Le problème, il est simple mais pathétique. Quand je me promène à Harlem, je suis presque inconnu de ma communauté. Les gens qui me connaissent et m apprécient ce sont principalement des Blancs qui ont découvert ma musique confortablement installés dans leurs salons. Pourquoi est-ce que des types comme Groover Washington ou Stanley Turrentine sont des héros dans le ghetto ? Pourquoi là-bas ma musique est-elle considérée comme de la musique bourgeoise ? Moi, ce que je cherche maintenant c’est à devenir un héros dans ma communauté? Et la seule façon de le faire c’est de se réapproprier notre langage commun : le blues’ Pourquoi devrais-je laisser impunément les media parler de blues à propos de Mick Jagger ou Kenny G, qui ne sont que des usurpateurs, et dans le même temps continuer de me faire présenter par ces même media comme un « free-jazzman », alors que cette appellation n’a jamais rien recouvré. Alors oui, je suis un bluesman, depuis toujours et pour toujours.
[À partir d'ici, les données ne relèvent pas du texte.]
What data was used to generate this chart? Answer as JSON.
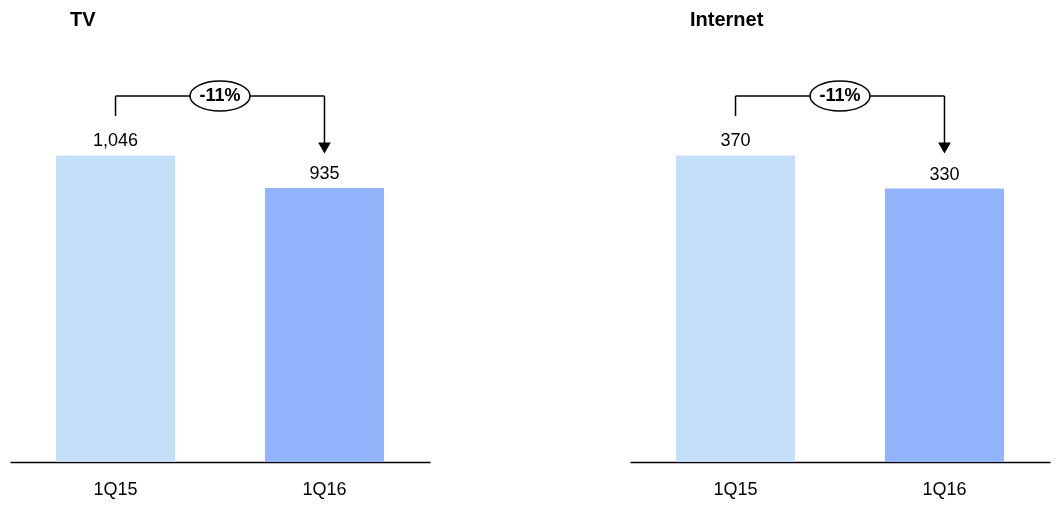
{
  "chart_data": [
    {
      "type": "bar",
      "title": "TV",
      "categories": [
        "1Q15",
        "1Q16"
      ],
      "values": [
        1046,
        935
      ],
      "value_labels": [
        "1,046",
        "935"
      ],
      "colors": [
        "#c5dff8",
        "#94b3fd"
      ],
      "annotations": [
        "-11%"
      ]
    },
    {
      "type": "bar",
      "title": "Internet",
      "categories": [
        "1Q15",
        "1Q16"
      ],
      "values": [
        370,
        330
      ],
      "value_labels": [
        "370",
        "330"
      ],
      "colors": [
        "#c5dff8",
        "#94b3fd"
      ],
      "annotations": [
        "-11%"
      ]
    }
  ]
}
C’est la musique de mon peuple ? ma musique.
Avenir
Le rap c’est la musique d’aujourd’hui. Le jazz d’aujourd’hui. C’est là que se trouvent les vrais innovateurs. Bien plus que dans ce qui continue de s’appeler jazz Ils sont en contact avec le monde d’aujourd’hui, avec le peuple, avec le public aussi. Avant le jazz possédait cette force parce que c’était l’expression de la communauté. Quand j’étais jeune, tous les gamins noirs voulaient faire du jazz, devenir saxophonistes. Aujourd’hui, sans les instruments traditionnels que nous utilisions, les rappers véhiculent le même type de message et d’une certaine manière continuent ce que nous avons commencé. Je n’adhère pas systématiquement à cette musique, mais je constate la force actuelle de ses propositions. C’est comme ça. C’est l’évolution. J’en prends acte et j’attends de voir. Je ne veux pas tomber dans la démagogie qui consisterait à aller jouer avec des rappers pour faire jeune. Je ne suis pas en quête de ce type de rencontres.
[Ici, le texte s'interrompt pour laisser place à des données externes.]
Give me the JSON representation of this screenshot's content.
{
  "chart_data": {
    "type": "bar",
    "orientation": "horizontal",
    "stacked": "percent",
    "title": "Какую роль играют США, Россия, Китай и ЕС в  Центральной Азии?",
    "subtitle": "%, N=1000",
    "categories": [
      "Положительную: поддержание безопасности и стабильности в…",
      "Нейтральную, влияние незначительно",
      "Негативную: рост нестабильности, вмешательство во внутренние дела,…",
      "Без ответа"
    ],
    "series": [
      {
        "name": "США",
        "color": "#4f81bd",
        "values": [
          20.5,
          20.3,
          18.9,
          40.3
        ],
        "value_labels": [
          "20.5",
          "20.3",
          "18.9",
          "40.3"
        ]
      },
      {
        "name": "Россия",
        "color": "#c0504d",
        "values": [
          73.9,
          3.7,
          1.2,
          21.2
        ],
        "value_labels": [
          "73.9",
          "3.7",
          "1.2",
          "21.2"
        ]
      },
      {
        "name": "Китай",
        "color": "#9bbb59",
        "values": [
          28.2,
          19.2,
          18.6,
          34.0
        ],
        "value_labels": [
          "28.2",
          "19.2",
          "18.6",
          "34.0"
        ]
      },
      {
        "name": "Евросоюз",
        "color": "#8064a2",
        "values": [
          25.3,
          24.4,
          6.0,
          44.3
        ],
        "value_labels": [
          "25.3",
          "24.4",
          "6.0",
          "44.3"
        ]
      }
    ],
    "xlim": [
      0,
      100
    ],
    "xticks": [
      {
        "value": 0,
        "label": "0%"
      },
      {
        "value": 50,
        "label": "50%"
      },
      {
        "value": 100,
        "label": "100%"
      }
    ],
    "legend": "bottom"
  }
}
En revanche ce que j’espère c’est que certains musiciens de rap nous cherchent. Parce qu’il est très important pour eux de savoir d’où ils viennent. Nous sommes dépositaires d’un savoir, d’une expérience, d’une histoire ? qui leur manque, c’est clair : leur poésie est souvent stéréotypée, rythmiquement notamment. Ces jeunes qui viennent de la rue savent rendre compte spontanément de leur réalité, des énergies qui circulent dans leur environnement ? il leur manque d’avoir écouté Coltrane, Amiri Baraka ou d’avoir lu Shakespeare, pour développer leurs intuitions. Ça nous l’avons fait. Nous sommes passés par là. Il serait désastreux que notre expérience ne serve à rien.